Members of Kenney’s cabinet were also caught on the wire, bemoaning the Council president’s expected opposition to Kenney’s soda-tax initiative.
“You know Darrell,” Lazer lamented to Dougherty in a 2016 call. “He will love to hand us a loss.”
Clarke declined to comment on the trial.
Councilmember Kenyatta Johnson’s name has twice surfaced under an unusual set of circumstances. In 2016, Dougherty and Henon were discussing what each member of Council would need for them to vote for Kenney’s soda-tax proposal.
“Kenyatta probably needs ... a ‘little hug’ to give him an incentive,” Henon said.
Dougherty responded, “Let him know that if you get this stuff, there’s going to be a ton of major-league jobs that his wife is qualified for.”

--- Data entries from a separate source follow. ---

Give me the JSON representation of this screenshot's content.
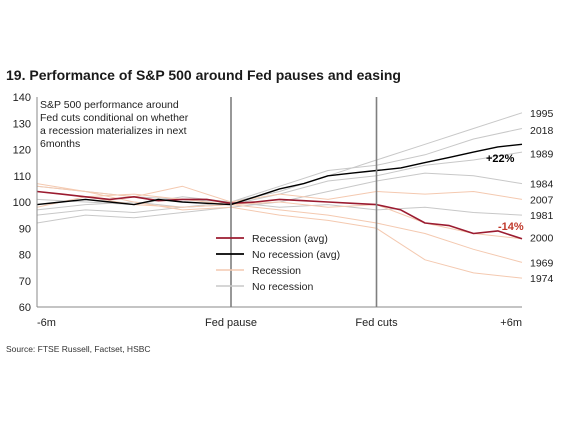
{
  "chart_data": {
    "type": "line",
    "title": "19. Performance of S&P 500 around Fed pauses and easing",
    "note_lines": [
      "S&P 500 performance around",
      "Fed cuts conditional on whether",
      "a recession materializes in next",
      "6months"
    ],
    "source": "Source: FTSE Russell, Factset, HSBC",
    "ylim": [
      60,
      140
    ],
    "yticks": [
      "60",
      "70",
      "80",
      "90",
      "100",
      "110",
      "120",
      "130",
      "140"
    ],
    "xlim": [
      0,
      100
    ],
    "xticks": [
      {
        "x": 0,
        "label": "-6m"
      },
      {
        "x": 40,
        "label": "Fed pause"
      },
      {
        "x": 70,
        "label": "Fed cuts"
      },
      {
        "x": 100,
        "label": "+6m"
      }
    ],
    "vlines": [
      40,
      70
    ],
    "grid": false,
    "legend_position": "center-left",
    "legend": [
      {
        "label": "Recession (avg)",
        "color": "#9b1b30"
      },
      {
        "label": "No recession (avg)",
        "color": "#000000"
      },
      {
        "label": "Recession",
        "color": "#f4c9b0"
      },
      {
        "label": "No recession",
        "color": "#c8c8c8"
      }
    ],
    "annotations": [
      {
        "text": "+22%",
        "color": "#000000"
      },
      {
        "text": "-14%",
        "color": "#c0392b"
      }
    ],
    "end_labels": [
      {
        "label": "1995",
        "y": 134
      },
      {
        "label": "2018",
        "y": 127.5
      },
      {
        "label": "1989",
        "y": 118.5
      },
      {
        "label": "1984",
        "y": 107
      },
      {
        "label": "2007",
        "y": 101
      },
      {
        "label": "1981",
        "y": 95
      },
      {
        "label": "2000",
        "y": 86.5
      },
      {
        "label": "1969",
        "y": 77
      },
      {
        "label": "1974",
        "y": 71
      }
    ],
    "series": [
      {
        "name": "Recession (avg)",
        "color": "#9b1b30",
        "width": 1.6,
        "x": [
          0,
          5,
          10,
          15,
          20,
          25,
          30,
          35,
          40,
          45,
          50,
          55,
          60,
          65,
          70,
          75,
          80,
          85,
          90,
          95,
          100
        ],
        "y": [
          104,
          103,
          102,
          101,
          102,
          100.5,
          101,
          101,
          99.5,
          100,
          101,
          100.5,
          100,
          99.5,
          99,
          97,
          92,
          91,
          88,
          89,
          86
        ]
      },
      {
        "name": "No recession (avg)",
        "color": "#000000",
        "width": 1.4,
        "x": [
          0,
          5,
          10,
          15,
          20,
          25,
          30,
          35,
          40,
          45,
          50,
          55,
          60,
          65,
          70,
          75,
          80,
          85,
          90,
          95,
          100
        ],
        "y": [
          99,
          100,
          101,
          100,
          99,
          101,
          100,
          99.5,
          99,
          102,
          105,
          107,
          110,
          111,
          112,
          113,
          115,
          117,
          119,
          121,
          122
        ]
      },
      {
        "name": "1995",
        "color": "#c8c8c8",
        "width": 1,
        "x": [
          0,
          10,
          20,
          30,
          40,
          50,
          60,
          70,
          80,
          90,
          100
        ],
        "y": [
          95,
          97,
          96,
          98,
          100,
          104,
          110,
          116,
          122,
          128,
          134
        ]
      },
      {
        "name": "2018",
        "color": "#c8c8c8",
        "width": 1,
        "x": [
          0,
          10,
          20,
          30,
          40,
          50,
          60,
          70,
          80,
          90,
          100
        ],
        "y": [
          101,
          100,
          99,
          102,
          100,
          106,
          112,
          114,
          118,
          124,
          128
        ]
      },
      {
        "name": "1989",
        "color": "#c8c8c8",
        "width": 1,
        "x": [
          0,
          10,
          20,
          30,
          40,
          50,
          60,
          70,
          80,
          90,
          100
        ],
        "y": [
          97,
          99,
          100,
          98,
          99,
          103,
          108,
          110,
          114,
          116,
          119
        ]
      },
      {
        "name": "1984",
        "color": "#c8c8c8",
        "width": 1,
        "x": [
          0,
          10,
          20,
          30,
          40,
          50,
          60,
          70,
          80,
          90,
          100
        ],
        "y": [
          92,
          95,
          94,
          96,
          98,
          100,
          104,
          108,
          111,
          110,
          107
        ]
      },
      {
        "name": "1981",
        "color": "#c8c8c8",
        "width": 1,
        "x": [
          0,
          10,
          20,
          30,
          40,
          50,
          60,
          70,
          80,
          90,
          100
        ],
        "y": [
          106,
          104,
          102,
          101,
          100,
          98,
          99,
          97,
          98,
          96,
          95
        ]
      },
      {
        "name": "1969",
        "color": "#f4c9b0",
        "width": 1,
        "x": [
          0,
          10,
          20,
          30,
          40,
          50,
          60,
          70,
          80,
          90,
          100
        ],
        "y": [
          104,
          102,
          99,
          98,
          99,
          97,
          95,
          92,
          88,
          82,
          77
        ]
      },
      {
        "name": "1974",
        "color": "#f4c9b0",
        "width": 1,
        "x": [
          0,
          10,
          20,
          30,
          40,
          50,
          60,
          70,
          80,
          90,
          100
        ],
        "y": [
          106,
          104,
          100,
          97,
          98,
          95,
          93,
          90,
          78,
          73,
          71
        ]
      },
      {
        "name": "2000",
        "color": "#f4c9b0",
        "width": 1,
        "x": [
          0,
          10,
          20,
          30,
          40,
          50,
          60,
          70,
          80,
          90,
          100
        ],
        "y": [
          98,
          102,
          103,
          101,
          99,
          100,
          98,
          99,
          92,
          88,
          86
        ]
      },
      {
        "name": "2007",
        "color": "#f4c9b0",
        "width": 1,
        "x": [
          0,
          10,
          20,
          30,
          40,
          50,
          60,
          70,
          80,
          90,
          100
        ],
        "y": [
          107,
          104,
          102,
          106,
          100,
          103,
          101,
          104,
          103,
          104,
          101
        ]
      }
    ]
  }
}
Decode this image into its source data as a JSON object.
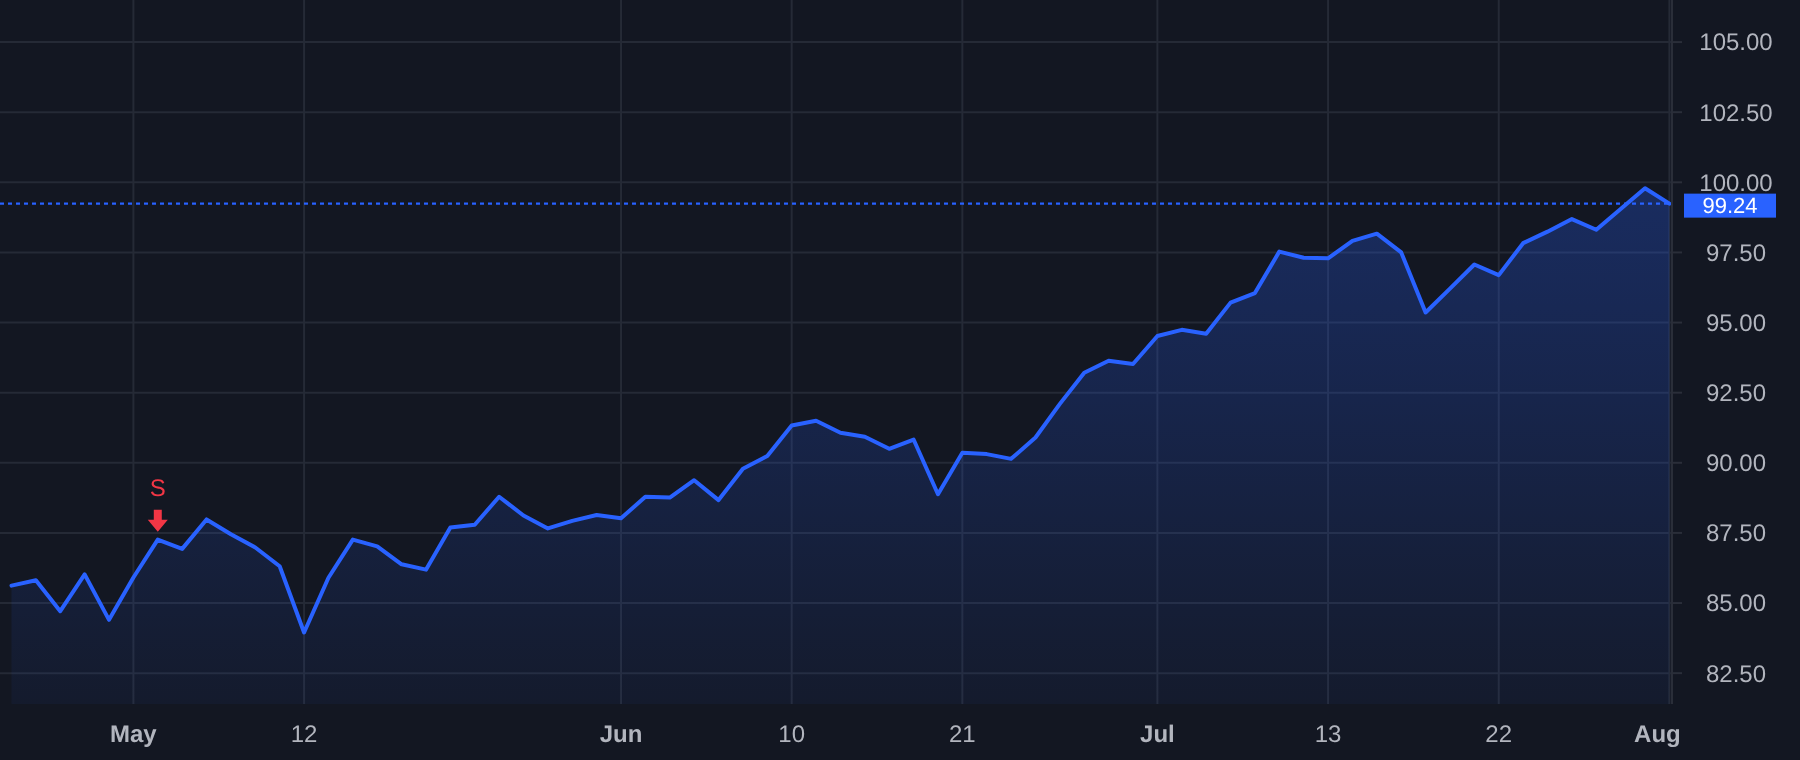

A year earlier, as Henon was trying to build Council support for issues Dougherty wanted addressed in the city’s franchise agreement with Comcast, Dougherty noted in a conversation with another union associate that Johnson had made a similar request around that bill.
“When [Henon] was in … Kenyatta’s house, he said, ‘Oh, can we help his wife?’” Dougherty said.
Both Johnson and his wife, Dawn Chavous, are awaiting trial in an unrelated federal bribery case alleging the councilmember accepted more than $66,750 in bribes paid in the form of contracting work for Chavous from a Philadelphia nonprofit seeking Johnson’s support in matters before Council.
Johnson declined to comment. Both he and his wife have denied wrongdoing and have said that she was always hired on merit.
They are set to stand trial in February. When that time comes, City Hall is sure to be watching closely once again.
CORRECTION: An earlier version of this story incorrectly reported that Chris Rupe, Local 98′s former legislative director, still worked in the city’s Office of the Managing Director. He left his post last year.